# MY name is larry (bogie)



## larrybogie68 (9 mo ago)

Just wanted to say hi everyone.....I'm bringing 35 years of marriage to this forum
It's at the "very distant" stage and tonight she cried when we got into lovemaking very passionate I will say and she started crying....cause she's tired?!.....right.
No matter how I try to better the marriage...she don't notice things, well ****, I can talk to her and get.no reply.....she's always on her tablet or phone.....I'm now just doing my own thing... something has happened in the past that wasn't addressed I guess as we would always fight and t

hen say we talk later but don't... We just forget about it and tackle the next day at hand...

-feeling alone😔
And helpless


----------



## Beach123 (Dec 6, 2017)

Welcome!
Get to a counselor together and learn how to resolve disagreements.
toss out the tablet - or at least tell her it’s an invasion for your marriage and needs to be limited to a few hours a day - or when you aren’t home - so you two can reconnect.

do you go out together? Have fun? Take vacations?

you should edit out photos of yourselves. That’s not necessary here.


----------



## BeyondRepair007 (Nov 4, 2021)

larrybogie68 said:


> Just wanted to say hi everyone.....I'm bringing 35 years of marriage to this forum
> It's at the "very distant" stage and tonight she cried when we got into lovemaking very passionate I will say and she started crying....cause she's tired?!.....right.
> No matter how I try to better the marriage...she don't notice things, well ****, I can talk to her and get.no reply.....she's always on her tablet or phone.....I'm now just doing my own thing... something has happened in the past that wasn't addressed I guess as we would always fight and t
> View attachment 85518
> ...


Welcome to TAM alone and helpless Larry.
Sounds like your marriage is in a tough spot.

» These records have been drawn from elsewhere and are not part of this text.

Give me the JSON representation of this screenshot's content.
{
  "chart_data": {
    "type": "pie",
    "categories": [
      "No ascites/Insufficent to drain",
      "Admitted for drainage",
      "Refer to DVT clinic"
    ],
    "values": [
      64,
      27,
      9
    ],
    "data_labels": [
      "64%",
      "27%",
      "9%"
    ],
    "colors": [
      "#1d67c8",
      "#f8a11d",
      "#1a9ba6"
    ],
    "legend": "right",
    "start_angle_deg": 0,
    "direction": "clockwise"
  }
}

What’s the unresolved thing in the past about? Will she talk about that if you ask?


----------



## Anastasia6 (May 28, 2017)

larrybogie68 said:


> Just wanted to say hi everyone.....I'm bringing 35 years of marriage to this forum
> It's at the "very distant" stage and tonight she cried when we got into lovemaking very passionate I will say and she started crying....cause she's tired?!.....right.
> No matter how I try to better the marriage...she don't notice things, well ****, I can talk to her and get.no reply.....she's always on her tablet or phone.....I'm now just doing my own thing... something has happened in the past that wasn't addressed I guess as we would always fight and t
> View attachment 85518
> ...


Well quite a bit to unpack here.

First your post is very cryptic.
Second if your wife is crying during love making is it love making? Is this a happy or sad cry?
Any idea why she is crying?

What is the unresolved issue? Did she cheat? Did you cheat because that is a gift that keeps on giving.

Want to tell us a little bit more for better advice?


----------



## Anastasia6 (May 28, 2017)

Oh and you should remove personal pictures and change your username. It's better if you are anonymous.


----------



## theloveofmylife (Jan 5, 2021)

Anastasia6 said:


> Oh and you should remove personal pictures and change your username. It's better if you are anonymous.


Yes, and especially remove her pictures if she doesn't know you've posted them.


----------



## larrybogie68 (9 mo ago)

Anastasia6 said:


> Well quite a bit to unpack here.
> 
> First your post is very cryptic.
> Second if your wife is crying during love making is it love making? Is this a happy or sad cry?
> ...





BeyondRepair007 said:


> Welcome to TAM alone and helpless Larry.
> Sounds like your marriage is in a tough spot.
> 
> What’s the unresolved thing in the past about? Will she talk about that if you ask?


----------



## larrybogie68 (9 mo ago)

Anastasia6 said:


> Well quite a bit to unpack here.
> 
> First your post is very cryptic.
> Second if your wife is crying during love making is it love making? Is this a happy or sad cry?
> ...


She did say that she wanted to go to counseling and I agree because it seems as if we talked about anything in the past there's always an argument started so I guess we have beef on both sides I haven't been a saint through my marriage ... I cheated once had a seven year itch exactly on the 7th year in marriage... I do have to say money is tight I'm trying to shoulder the burden of the bills but I'm falling apart trying to because of the stress long story short she did hug me first thing this morning so there must be something salvageable


----------



## theloveofmylife (Jan 5, 2021)

Well, cheating is HUGE, not some casual thing. Did you do everything in your power to win back her trust, or did you just try to sweep it under the rug? If the latter, that never turns out well. You'll have to do the work. She will never "just get over it."


----------